For Amber "Waives" of Grain: The Impact of Medicaid Managed Care Waiver Programs on Care Choices in Rural America

Research center:
Lead researcher:
Contact:
Project funded:
September 2015
Project completed:
May 2018

The number of states using waivers to place Medicaid enrollees in managed care plans is increasing. Across the states, there are currently 121 Section 1115 and 1915(b) waivers in either pending or approved status; 42 approved and 21 pending Section 1115 waivers, and 58 Section 1915(b) waivers, all of which are approved. Federal regulations require that states must provide the choice of at least two managed care programs for all Medicaid enrollees unless an exception for rural residents is declared in the waiver. In that case, states may restrict choice to only one managed care program. At present, the number of states applying choice waivers to rural populations, as well as the perceived effects of provider restrictions when only one care plan is available in a county, are not known.

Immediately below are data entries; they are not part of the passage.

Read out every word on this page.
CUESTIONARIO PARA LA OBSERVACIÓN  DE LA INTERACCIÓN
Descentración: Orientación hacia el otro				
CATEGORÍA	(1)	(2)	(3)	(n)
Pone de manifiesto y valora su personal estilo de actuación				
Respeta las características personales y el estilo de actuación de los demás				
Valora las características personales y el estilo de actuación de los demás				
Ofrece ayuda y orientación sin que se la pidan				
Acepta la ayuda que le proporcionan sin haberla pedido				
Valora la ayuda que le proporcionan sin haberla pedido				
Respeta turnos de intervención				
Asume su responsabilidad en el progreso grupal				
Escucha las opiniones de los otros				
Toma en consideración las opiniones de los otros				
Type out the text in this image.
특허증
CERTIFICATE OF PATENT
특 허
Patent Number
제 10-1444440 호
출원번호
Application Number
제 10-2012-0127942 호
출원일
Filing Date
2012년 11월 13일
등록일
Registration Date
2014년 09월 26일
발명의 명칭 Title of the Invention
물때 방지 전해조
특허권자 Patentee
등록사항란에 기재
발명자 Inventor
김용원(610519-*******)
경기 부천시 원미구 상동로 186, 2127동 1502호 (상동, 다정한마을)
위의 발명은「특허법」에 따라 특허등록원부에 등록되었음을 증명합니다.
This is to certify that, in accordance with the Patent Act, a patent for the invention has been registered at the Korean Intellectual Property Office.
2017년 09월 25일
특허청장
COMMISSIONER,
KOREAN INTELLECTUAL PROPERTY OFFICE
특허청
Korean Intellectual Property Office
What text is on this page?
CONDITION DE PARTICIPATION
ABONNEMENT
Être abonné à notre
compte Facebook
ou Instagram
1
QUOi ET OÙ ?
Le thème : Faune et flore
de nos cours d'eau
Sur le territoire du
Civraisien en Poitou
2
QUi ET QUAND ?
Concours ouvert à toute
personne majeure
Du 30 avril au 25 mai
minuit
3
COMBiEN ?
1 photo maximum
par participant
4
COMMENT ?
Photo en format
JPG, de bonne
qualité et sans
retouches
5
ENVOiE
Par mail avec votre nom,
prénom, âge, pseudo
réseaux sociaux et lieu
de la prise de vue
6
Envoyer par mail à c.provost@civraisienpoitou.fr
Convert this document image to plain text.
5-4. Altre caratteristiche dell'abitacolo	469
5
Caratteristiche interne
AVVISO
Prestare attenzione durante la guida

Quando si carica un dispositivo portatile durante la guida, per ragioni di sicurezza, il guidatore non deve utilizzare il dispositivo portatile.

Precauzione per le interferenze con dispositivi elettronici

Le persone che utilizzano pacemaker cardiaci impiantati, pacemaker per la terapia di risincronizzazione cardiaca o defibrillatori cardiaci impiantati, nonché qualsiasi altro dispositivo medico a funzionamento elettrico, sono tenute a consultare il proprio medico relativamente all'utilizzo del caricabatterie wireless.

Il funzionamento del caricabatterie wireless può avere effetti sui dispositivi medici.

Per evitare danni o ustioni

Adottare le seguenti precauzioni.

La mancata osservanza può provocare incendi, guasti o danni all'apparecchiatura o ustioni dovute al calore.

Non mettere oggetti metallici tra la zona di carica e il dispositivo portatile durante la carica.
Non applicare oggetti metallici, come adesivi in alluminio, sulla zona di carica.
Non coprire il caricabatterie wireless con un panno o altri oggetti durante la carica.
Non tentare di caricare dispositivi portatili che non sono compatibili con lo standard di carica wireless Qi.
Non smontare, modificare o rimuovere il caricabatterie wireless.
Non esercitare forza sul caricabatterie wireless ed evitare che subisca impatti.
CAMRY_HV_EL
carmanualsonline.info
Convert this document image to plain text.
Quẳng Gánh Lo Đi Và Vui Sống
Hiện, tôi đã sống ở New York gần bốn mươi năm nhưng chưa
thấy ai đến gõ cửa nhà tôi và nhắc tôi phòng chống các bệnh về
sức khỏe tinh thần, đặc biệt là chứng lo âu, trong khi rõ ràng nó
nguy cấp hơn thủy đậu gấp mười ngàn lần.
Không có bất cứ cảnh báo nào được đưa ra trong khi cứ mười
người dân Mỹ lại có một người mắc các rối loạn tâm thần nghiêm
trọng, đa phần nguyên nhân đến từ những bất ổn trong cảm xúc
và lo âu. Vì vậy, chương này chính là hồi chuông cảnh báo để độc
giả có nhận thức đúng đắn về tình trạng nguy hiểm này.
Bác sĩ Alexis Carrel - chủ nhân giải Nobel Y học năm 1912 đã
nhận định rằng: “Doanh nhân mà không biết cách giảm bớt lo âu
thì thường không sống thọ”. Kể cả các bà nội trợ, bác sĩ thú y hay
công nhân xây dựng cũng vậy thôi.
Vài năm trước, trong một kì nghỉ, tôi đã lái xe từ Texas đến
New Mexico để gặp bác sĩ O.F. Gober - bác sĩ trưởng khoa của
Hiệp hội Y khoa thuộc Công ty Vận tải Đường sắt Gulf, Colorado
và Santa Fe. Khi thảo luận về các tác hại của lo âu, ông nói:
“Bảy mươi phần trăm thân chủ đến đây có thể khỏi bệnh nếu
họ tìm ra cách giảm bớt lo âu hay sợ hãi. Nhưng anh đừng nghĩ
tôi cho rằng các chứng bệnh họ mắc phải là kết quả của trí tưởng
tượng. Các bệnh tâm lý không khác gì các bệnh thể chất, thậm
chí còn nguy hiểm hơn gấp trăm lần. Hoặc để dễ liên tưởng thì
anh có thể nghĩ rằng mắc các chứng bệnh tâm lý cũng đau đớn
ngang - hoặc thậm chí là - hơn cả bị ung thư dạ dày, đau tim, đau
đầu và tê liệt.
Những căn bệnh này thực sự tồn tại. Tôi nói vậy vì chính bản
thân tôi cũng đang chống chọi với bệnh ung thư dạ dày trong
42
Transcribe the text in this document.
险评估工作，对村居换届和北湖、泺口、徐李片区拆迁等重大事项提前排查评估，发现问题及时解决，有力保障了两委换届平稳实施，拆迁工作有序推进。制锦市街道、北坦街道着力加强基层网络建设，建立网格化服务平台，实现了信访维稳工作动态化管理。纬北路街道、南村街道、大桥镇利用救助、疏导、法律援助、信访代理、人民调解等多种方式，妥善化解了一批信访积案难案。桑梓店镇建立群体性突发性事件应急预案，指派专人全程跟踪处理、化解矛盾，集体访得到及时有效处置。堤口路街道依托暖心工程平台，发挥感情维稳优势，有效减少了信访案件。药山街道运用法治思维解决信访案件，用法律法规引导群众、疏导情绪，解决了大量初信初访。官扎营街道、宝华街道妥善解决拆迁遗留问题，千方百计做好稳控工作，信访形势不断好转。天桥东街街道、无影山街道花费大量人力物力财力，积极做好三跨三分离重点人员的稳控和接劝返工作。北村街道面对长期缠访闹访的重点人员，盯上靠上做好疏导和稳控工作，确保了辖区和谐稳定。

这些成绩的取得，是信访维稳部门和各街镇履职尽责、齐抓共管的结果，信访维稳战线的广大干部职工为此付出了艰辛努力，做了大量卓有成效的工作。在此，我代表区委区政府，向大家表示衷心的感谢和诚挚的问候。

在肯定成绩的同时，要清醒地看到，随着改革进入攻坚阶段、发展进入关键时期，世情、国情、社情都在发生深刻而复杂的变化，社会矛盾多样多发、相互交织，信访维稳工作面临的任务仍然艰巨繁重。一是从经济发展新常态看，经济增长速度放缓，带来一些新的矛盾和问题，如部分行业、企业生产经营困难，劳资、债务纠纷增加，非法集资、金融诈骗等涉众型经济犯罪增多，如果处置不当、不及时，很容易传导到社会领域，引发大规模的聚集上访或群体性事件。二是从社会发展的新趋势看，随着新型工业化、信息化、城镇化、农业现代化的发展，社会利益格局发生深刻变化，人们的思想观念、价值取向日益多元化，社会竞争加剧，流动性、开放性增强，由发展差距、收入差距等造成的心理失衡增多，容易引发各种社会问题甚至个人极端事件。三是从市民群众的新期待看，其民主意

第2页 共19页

This project used a combination of systematic review of waiver content and structured interviews with key informants to assess the potential for rural disparities in access to care for Medicaid enrollees. All approved and pending waivers were analyzed and categorized. Interviews with knowledgeable state contacts, identified for each state by personnel at the local State Office of Rural Health, were used to understand the state decision-making process underlying the use/non-use of rural waivers and to ascertain local policy-makers assessment of the effects of the waivers on rural Medicaid populations.


Publications

  • Medicaid Managed Care and the Rural Exception: A Review of Issues and Perspectives From the Field
    Policy Brief
    Rural and Minority Health Research Center
    Date: 05/2018
    To examine the intersection of state Medicaid procedures with rural populations, we conducted a review of Medicaid waivers current as of September 2017. This was supplemented with calls to State Offices of Rural Health (SORHs), state Medicaid offices, and other relevant stakeholders in an attempt to understand the process of waiver development.